Villette" est la capitale du royaume imaginaire de Labassecour, une cité qui ressemble étrangement à Bruxelles. C'est là que les sœurs Brontë ont fait l'expérience de l'enseignement, à la pension Héger. Et c’est là que Lucy Snowe, l’héroïne de cette histoire, postule comme professeur d’anglais, sans se douter qu’elle va y trouver l’amour.
Le roman comporte deux parties : la première, plutôt brève, raconte l’adolescence de Lucy chez sa marraine Mrs Bretton. La jeune fille y côtoie John-Graham son sympathique cousin, mais elle y rencontre aussi une étrange enfant blonde, dont la précocité n’a d’égale que son adoration pour Graham. Puis vient une période difficile d’apprentissage. Lucy, désormais sans famille, décide de quitter l’Angleterre pour gagner sa vie comme préceptrice. Après un passage en France, elle se rend à Villette, à la recherche de la pension Beck. La voici institutrice. Dépourvue d’expérience, Lucy doit néanmoins imposer son autorité à des dizaines d’élèves turbulentes. C’est aussi dans cette institution que Lucy fait des rencontres déterminantes : la frivole Ginevra Fanshawe, une pensionnaire qui se prend d’amitié pour elle, le professeur de lettres Paul Emmanuel, et le docteur John, un jeune médecin qui ne laisse pas Lucy indifférente. Mais la vie réserve encore bien des surprises à notre héroïne ! Pendant les grandes vacances, par un soir d’orage, Lucy erre le cœur gros aux portes de la ville, lorsqu’elle est recueillie par le docteur John. L’occasion d’en découvrir davantage sur ce séduisant personnage…
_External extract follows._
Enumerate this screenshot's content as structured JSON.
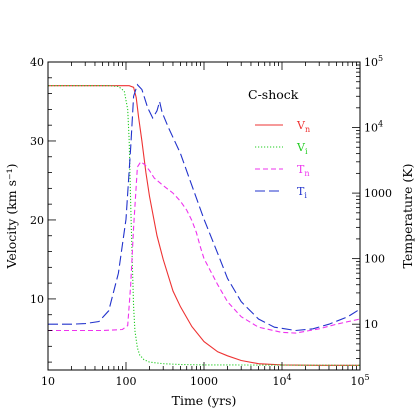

Ce roman d’apprentissage est un curieux mélange de romantisme et de réalisme, le tout saupoudré d’humour anglais. Comme dans "Jane Eyre", Charlotte Brontë dépeint ici une héroïne singulière, au caractère bien trempé, éprise de solitude et peut-être un rien bigote. Malgré sa droiture morale, Lucy ne correspond pas tout à fait au modèle de féminité en vogue au XIXème siècle. Son tempérament fier, indépendant, sa capacité à tenir tête aux hommes et son côté asocial en font un personnage bizarre. Serait-ce le reflet de la personnalité de l’auteure ?
J’ai apprécié ce roman pour la qualité de l’écriture, ainsi que pour son côté vivant : l’atmosphère du pensionnat par exemple y est fort bien décrite et on sent que l’auteure a réellement vécu les situations évoquées. Par ailleurs, je me suis demandé si le professeur bourru du roman, M. Emmanuel, avait un lien quelconque avec Constantin Héger, le directeur dont Charlotte Brontë était éprise. Enfin, comme dans tous les romans "brontiens", la psychologie joue un grand rôle. Ici, la confrontation entre Lucy et Paul Emmanuel constitue un fil conducteur - et n'est pas sans rappeler les rapports orageux entre Jane Eyre et M. Rochester.
Malgré ses qualités indéniables, « Villette » souffre aussi de quelques défauts. Les tendances moralisatrices de Lucy sont parfois déplaisantes et lui donnent un côté vieille fille. Ce roman est d’un genre hybride, une sorte de compromis entre l’esprit indépendant des Brontë et la morale victorienne ; il n’a ni l’audace de « Jane Eyre » ni la puissance envoûtante des « Hauts des Hurlevent ». Mais ce qui m’a le plus dérangée ce sont les longueurs ! Dans la deuxième moitié du roman, l’histoire piétine vraiment ; aussi les 600 pages auraient pu être amplement réduites sans nuire à l’action, ni même à l’atmosphère. A lire tout de même par les fans des sœurs Brontë et les amateurs de littérature britannique.